A manifest file summarizes a speech data set, with each line containing the meta data (i.e. audio filepath, transcript text, audio duration) of each audio file within the data set, in json format. Manifest file serves as an interface informing our system of where and what to read the speech samples.
More help for arguments:
python datasets/librispeech/librispeech.py --help
Preparing for Training
python compute_mean_std.py
It will compute mean and stdandard deviation for audio features, and save them to a file with a default name ./mean_std.npz
. This file will be used in both training and inferencing. The default feature of audio data is power spectrum, and the mfcc feature is also supported. To train and infer based on mfcc feature, please generate this file by
python compute_mean_std.py --specgram_type mfcc
and specify --specgram_type mfcc
when running train.py, infer.py, evaluator.py or tune.py.
More help for arguments:
python compute_mean_std.py --help
Training
For GPU Training:
CUDA_VISIBLE_DEVICES=0,1,2,3,4,5,6,7 python train.py
For CPU Training:
python train.py --use_gpu False
More help for arguments:
python train.py --help
Preparing language model
The following steps, inference, parameters tuning and evaluating, will require a language model during decoding.

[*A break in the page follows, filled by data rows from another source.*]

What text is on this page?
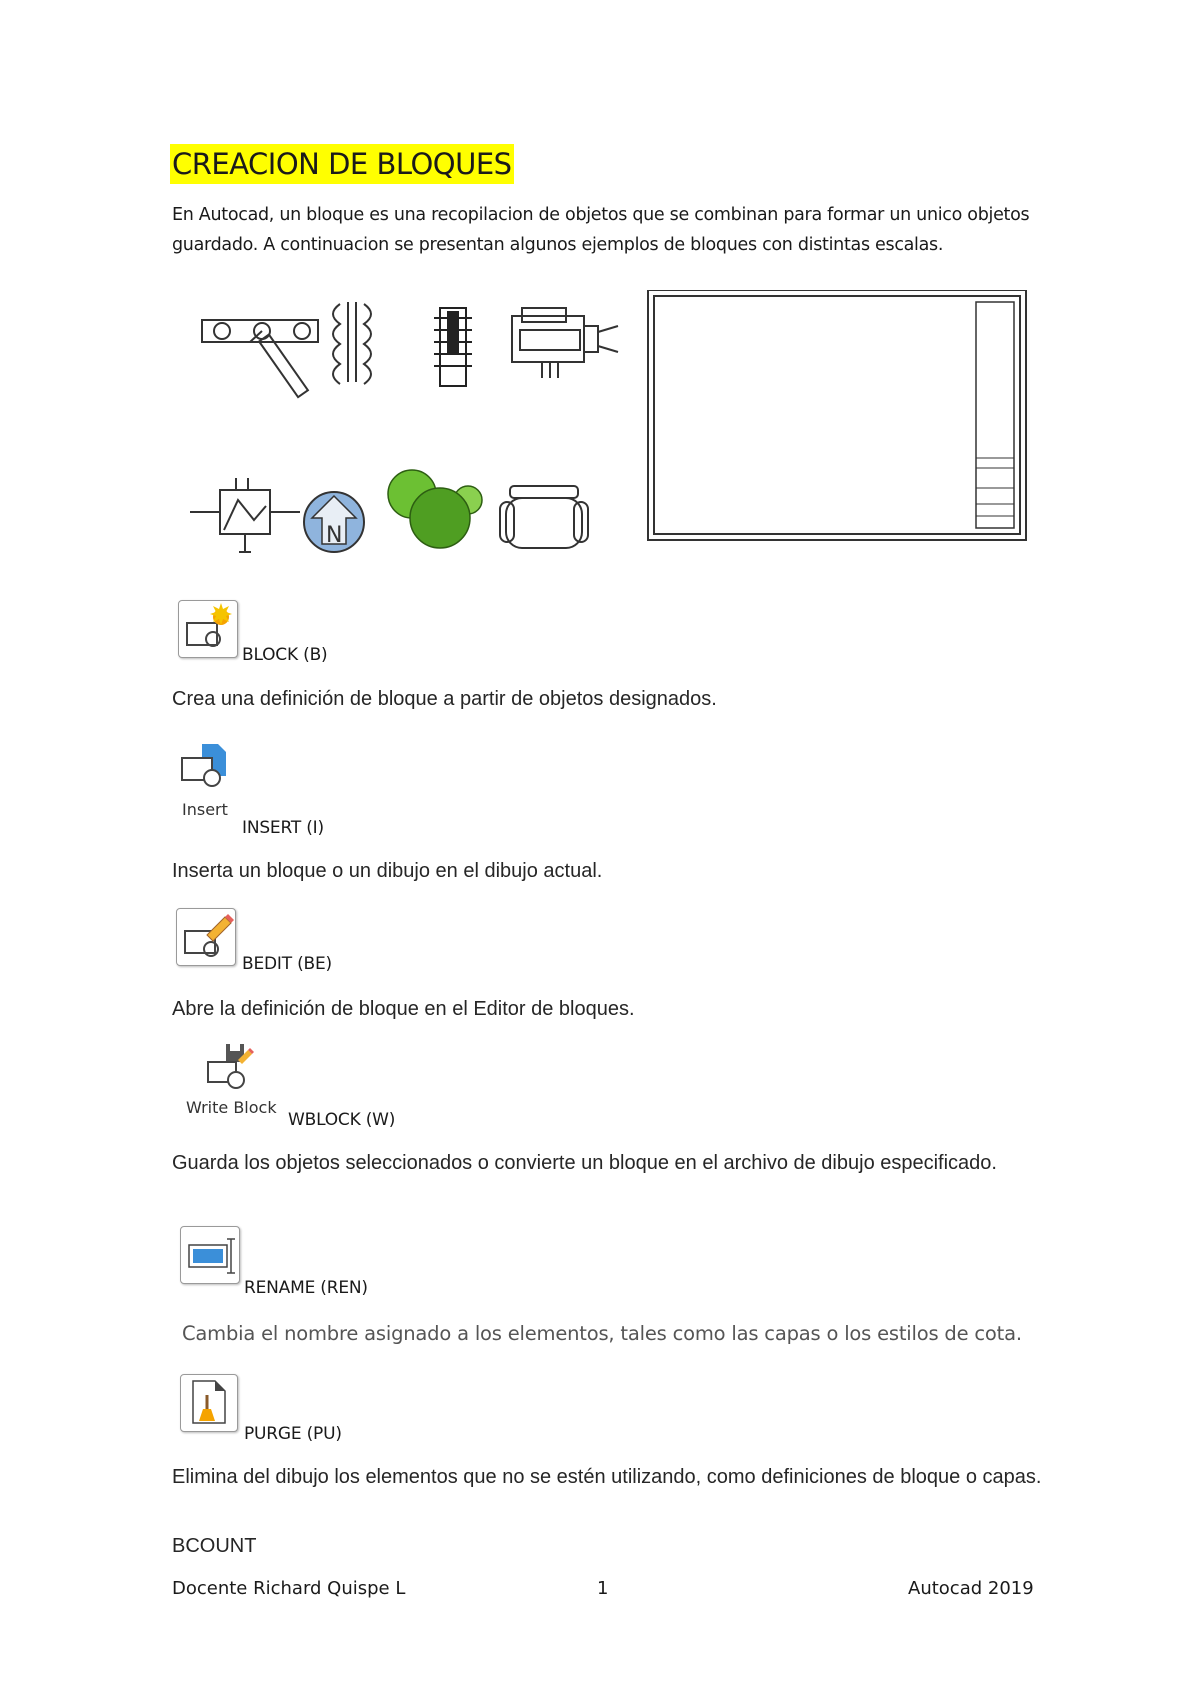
CREACION DE BLOQUES
En Autocad, un bloque es una recopilacion de objetos que se combinan para formar un unico objetos guardado. A continuacion se presentan algunos ejemplos de bloques con distintas escalas.
N
BLOCK (B)
Crea una definición de bloque a partir de objetos designados.
Insert
INSERT (I)
Inserta un bloque o un dibujo en el dibujo actual.
BEDIT (BE)
Abre la definición de bloque en el Editor de bloques.
Write Block
WBLOCK (W)
Guarda los objetos seleccionados o convierte un bloque en el archivo de dibujo especificado.
RENAME (REN)
Cambia el nombre asignado a los elementos, tales como las capas o los estilos de cota.
PURGE (PU)
Elimina del dibujo los elementos que no se estén utilizando, como definiciones de bloque o capas.
BCOUNT
Docente Richard Quispe L	1	Autocad 2019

A compressed language model is provided and can be accessed by
cd ./lm
sh run.sh
cd ..
Inference
For GPU inference
CUDA_VISIBLE_DEVICES=0 python infer.py
For CPU inference
python infer.py --use_gpu=False
More help for arguments:
python infer.py --help
Evaluating
CUDA_VISIBLE_DEVICES=0 python evaluate.py
More help for arguments:
python evaluate.py --help
Parameters tuning
Usually, the parameters \alpha
and \beta
for the CTC prefix beam search decoder need to be tuned after retraining the acoustic model.
For GPU tuning
CUDA_VISIBLE_DEVICES=0 python tune.py
For CPU tuning
python tune.py --use_gpu=False
More help for arguments:
python tune.py --help
Then reset parameters with the tuning result before inference or evaluating.